阪神が今季V奪回のキーマンに「意外な男」を指名している。昨季限りでオーナー付のフロント職を終え、新設された球団本部付テクニカルアドバイザー(TA)に就任した前監督の和田豊氏(55)だ。

 和田TAといえば2012年から4年間の監督時代に藤浪をドラフト指名で引き当て、14年にはチームを日本シリーズにまで導いた虎一筋の人物。だが、球団史上初の現役監督で野球殿堂入りした金本監督の印象が強く、失礼ながら現在では話題に上ることも少ない。それでも、あるフロント幹部は「金本監督やコーチ陣の頑張りだけでなく、今年は和田TAの分析力もものをいうかもしれない。もともとは星野、岡田監督時代と2度の優勝にコーチとして貢献してくれた。データを細かくチェックし、生かせるすべを持っている。当時の星野監督や田淵さん(当時のチーフ打撃コーチ)も『優勝できたのもあいつのおかげ』と感謝していたほど。現場も助かるんじゃないか」と一転して“熱視線”を送っているのだ。

 理由は昨季まで名誉職だけに終わっていた和田TAに「新ミッション」が加わったからだ。TAの新仕事は新外国人選手などの映像、資料を見て編成部、フロントに助言を送るなどの内容になっていたが、球団は遅ればせながら今季から高性能弾道測定器「トラックマン」を本格導入し、甲子園で稼働させることを決定。投手では球の回転数や回転角度、打撃では打球の角度や飛距離などの計測が可能になる優れモノで、メジャーも含め、国内でも多くの球団がすでに設置している。それに「和田TAにも協力してもらう」(フロント幹部)と今回新たに「トラックマン分析チーム」の一員として、辣腕を振るうことになったからだ。

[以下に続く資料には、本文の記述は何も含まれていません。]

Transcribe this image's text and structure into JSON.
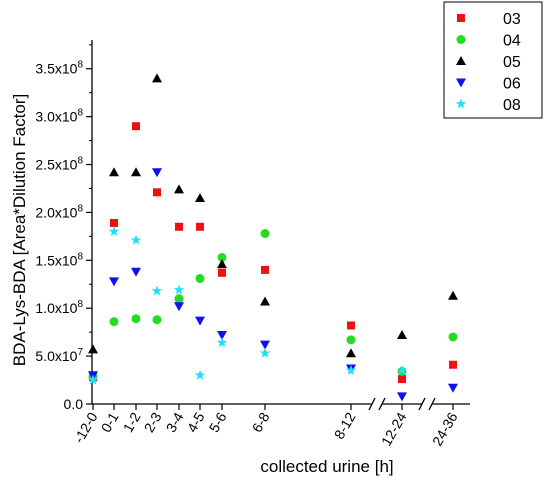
{
  "chart_data": {
    "type": "scatter",
    "title": "",
    "xlabel": "collected urine [h]",
    "ylabel": "BDA-Lys-BDA [Area*Dilution Factor]",
    "categories": [
      "-12-0",
      "0-1",
      "1-2",
      "2-3",
      "3-4",
      "4-5",
      "5-6",
      "6-8",
      "8-12",
      "12-24",
      "24-36"
    ],
    "x_positions_hours": [
      0,
      0.5,
      1.5,
      2.5,
      3.5,
      4.5,
      5.5,
      7,
      10,
      18,
      30
    ],
    "x_axis_breaks": [
      "between 8-12 and 12-24",
      "between 12-24 and 24-36"
    ],
    "ylim": [
      0,
      380000000
    ],
    "y_ticks": [
      {
        "value": 0,
        "label": "0.0"
      },
      {
        "value": 50000000,
        "label": "5.0x10^7"
      },
      {
        "value": 100000000,
        "label": "1.0x10^8"
      },
      {
        "value": 150000000,
        "label": "1.5x10^8"
      },
      {
        "value": 200000000,
        "label": "2.0x10^8"
      },
      {
        "value": 250000000,
        "label": "2.5x10^8"
      },
      {
        "value": 300000000,
        "label": "3.0x10^8"
      },
      {
        "value": 350000000,
        "label": "3.5x10^8"
      }
    ],
    "grid": false,
    "legend_position": "top-right",
    "series": [
      {
        "name": "03",
        "marker": "square",
        "color": "#ee1111",
        "values": [
          28000000,
          189000000,
          290000000,
          221000000,
          185000000,
          185000000,
          137000000,
          140000000,
          82000000,
          26000000,
          41000000
        ]
      },
      {
        "name": "04",
        "marker": "circle",
        "color": "#22dd22",
        "values": [
          29000000,
          86000000,
          89000000,
          88000000,
          110000000,
          131000000,
          153000000,
          178000000,
          67000000,
          34000000,
          70000000
        ]
      },
      {
        "name": "05",
        "marker": "triangle-up",
        "color": "#000000",
        "values": [
          57000000,
          242000000,
          242000000,
          340000000,
          224000000,
          215000000,
          146000000,
          107000000,
          53000000,
          72000000,
          113000000
        ]
      },
      {
        "name": "06",
        "marker": "triangle-down",
        "color": "#1111ee",
        "values": [
          30000000,
          128000000,
          138000000,
          242000000,
          102000000,
          87000000,
          72000000,
          62000000,
          37000000,
          8000000,
          17000000
        ]
      },
      {
        "name": "08",
        "marker": "star",
        "color": "#22ddff",
        "values": [
          25000000,
          180000000,
          171000000,
          118000000,
          119000000,
          30000000,
          64000000,
          53000000,
          35000000,
          35000000,
          null
        ]
      }
    ]
  }
}
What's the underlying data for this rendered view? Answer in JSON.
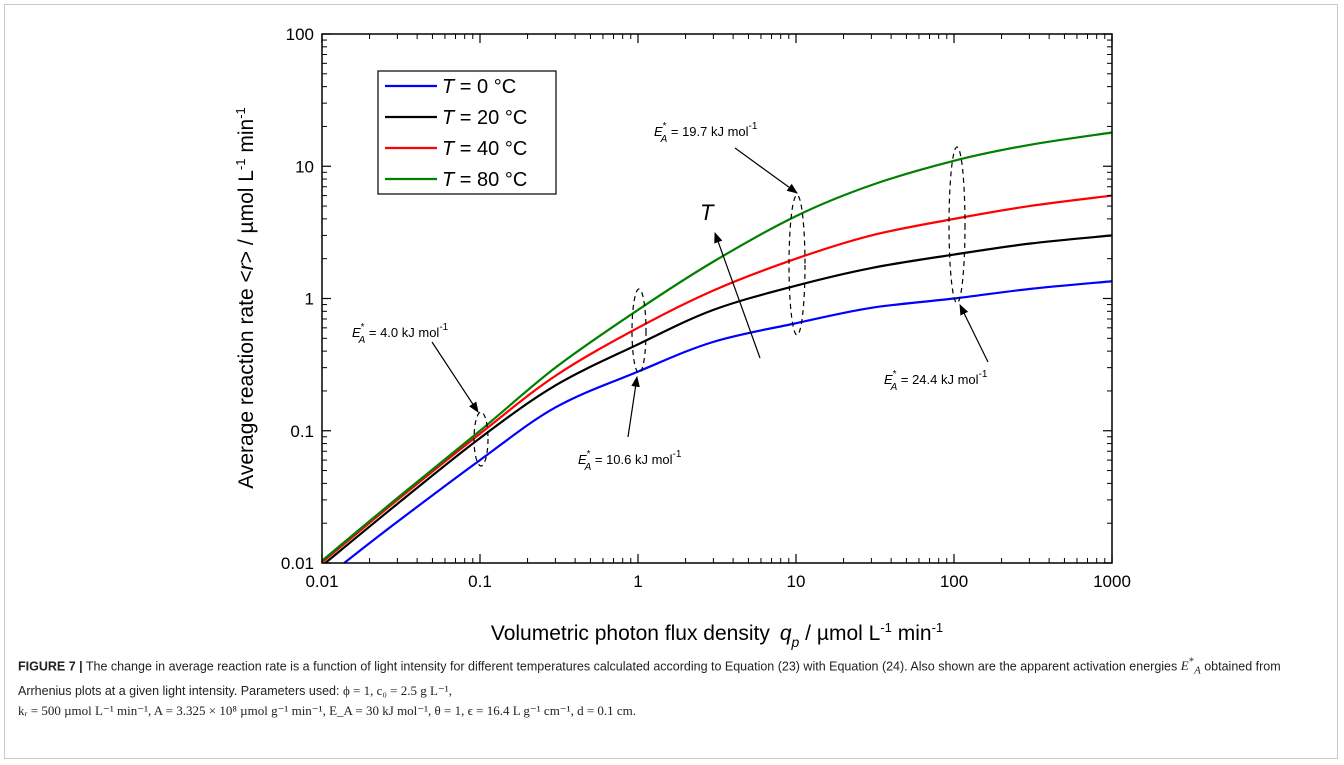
{
  "chart_data": {
    "type": "line",
    "x_scale": "log",
    "y_scale": "log",
    "xlim": [
      0.01,
      1000
    ],
    "ylim": [
      0.01,
      100
    ],
    "x_ticks": [
      "0.01",
      "0.1",
      "1",
      "10",
      "100",
      "1000"
    ],
    "y_ticks": [
      "0.01",
      "0.1",
      "1",
      "10",
      "100"
    ],
    "xlabel_main": "Volumetric photon flux density",
    "xlabel_sym": "q",
    "xlabel_sub": "p",
    "xlabel_unit": " / µmol L",
    "xlabel_exp1": "-1",
    "xlabel_unit2": " min",
    "xlabel_exp2": "-1",
    "ylabel_main": "Average reaction rate  <",
    "ylabel_sym": "r",
    "ylabel_rest": "> / µmol L",
    "ylabel_exp1": "-1",
    "ylabel_unit2": " min",
    "ylabel_exp2": "-1",
    "legend_placement": "top-left",
    "series": [
      {
        "name_sym": "T",
        "name_rest": " =  0 °C",
        "color": "#0000ff",
        "x": [
          0.0138,
          0.03,
          0.1,
          0.3,
          1,
          3,
          10,
          30,
          100,
          300,
          1000
        ],
        "y": [
          0.01,
          0.0205,
          0.06,
          0.15,
          0.28,
          0.47,
          0.65,
          0.85,
          1.0,
          1.18,
          1.35
        ]
      },
      {
        "name_sym": "T",
        "name_rest": " = 20 °C",
        "color": "#000000",
        "x": [
          0.0105,
          0.03,
          0.1,
          0.3,
          1,
          3,
          10,
          30,
          100,
          300,
          1000
        ],
        "y": [
          0.01,
          0.028,
          0.088,
          0.22,
          0.45,
          0.82,
          1.25,
          1.7,
          2.15,
          2.6,
          3.0
        ]
      },
      {
        "name_sym": "T",
        "name_rest": " = 40 °C",
        "color": "#ff0000",
        "x": [
          0.01,
          0.03,
          0.1,
          0.3,
          1,
          3,
          10,
          30,
          100,
          300,
          1000
        ],
        "y": [
          0.0101,
          0.03,
          0.095,
          0.26,
          0.6,
          1.15,
          2.0,
          3.0,
          4.0,
          5.0,
          6.0
        ]
      },
      {
        "name_sym": "T",
        "name_rest": " = 80 °C",
        "color": "#008000",
        "x": [
          0.01,
          0.03,
          0.1,
          0.3,
          1,
          3,
          10,
          30,
          100,
          300,
          1000
        ],
        "y": [
          0.0104,
          0.031,
          0.1,
          0.3,
          0.82,
          1.9,
          4.2,
          7.2,
          11.0,
          14.5,
          18.0
        ]
      }
    ],
    "annotations": [
      {
        "sym": "E",
        "sub": "A",
        "sup": "*",
        "rest": " = 4.0 kJ mol",
        "exp": "-1"
      },
      {
        "sym": "E",
        "sub": "A",
        "sup": "*",
        "rest": " = 10.6 kJ mol",
        "exp": "-1"
      },
      {
        "sym": "E",
        "sub": "A",
        "sup": "*",
        "rest": " = 19.7 kJ mol",
        "exp": "-1"
      },
      {
        "sym": "E",
        "sub": "A",
        "sup": "*",
        "rest": " = 24.4 kJ mol",
        "exp": "-1"
      }
    ],
    "arrow_label": "T"
  },
  "caption": {
    "figure_label": "FIGURE 7 |",
    "text1": " The change in average reaction rate is a function of light intensity for different temperatures calculated according to Equation (23) with Equation (24). Also shown are the apparent activation energies ",
    "ea_sym": "E",
    "ea_sub": "A",
    "ea_sup": "*",
    "text2": " obtained from Arrhenius plots at a given light intensity. Parameters used: ",
    "params1": "ϕ = 1, c₀ = 2.5 g L⁻¹,",
    "params2": "kᵣ = 500 µmol L⁻¹ min⁻¹, A = 3.325 × 10⁸ µmol g⁻¹ min⁻¹, E_A = 30 kJ mol⁻¹, θ = 1, ϵ = 16.4 L g⁻¹ cm⁻¹, d = 0.1 cm."
  }
}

 分析チームには捕手としてオリックス、阪神でもプレーした日高球団本部企画担当らも在籍し、和田TAは「(トラックマンを)どう生かしていくかが大事。チームのため、自分がやれることはやっていく。経験も生かしていきたい」と気合十分だ。また、同時に今春3月に開校する「タイガースアカデミー」の特別顧問にも就任することも決定。近畿一円の野球少年を対象にした指導も行う。現場への“陰の戦力”から未来の選手発掘まで…と大忙しの前監督に注目だ。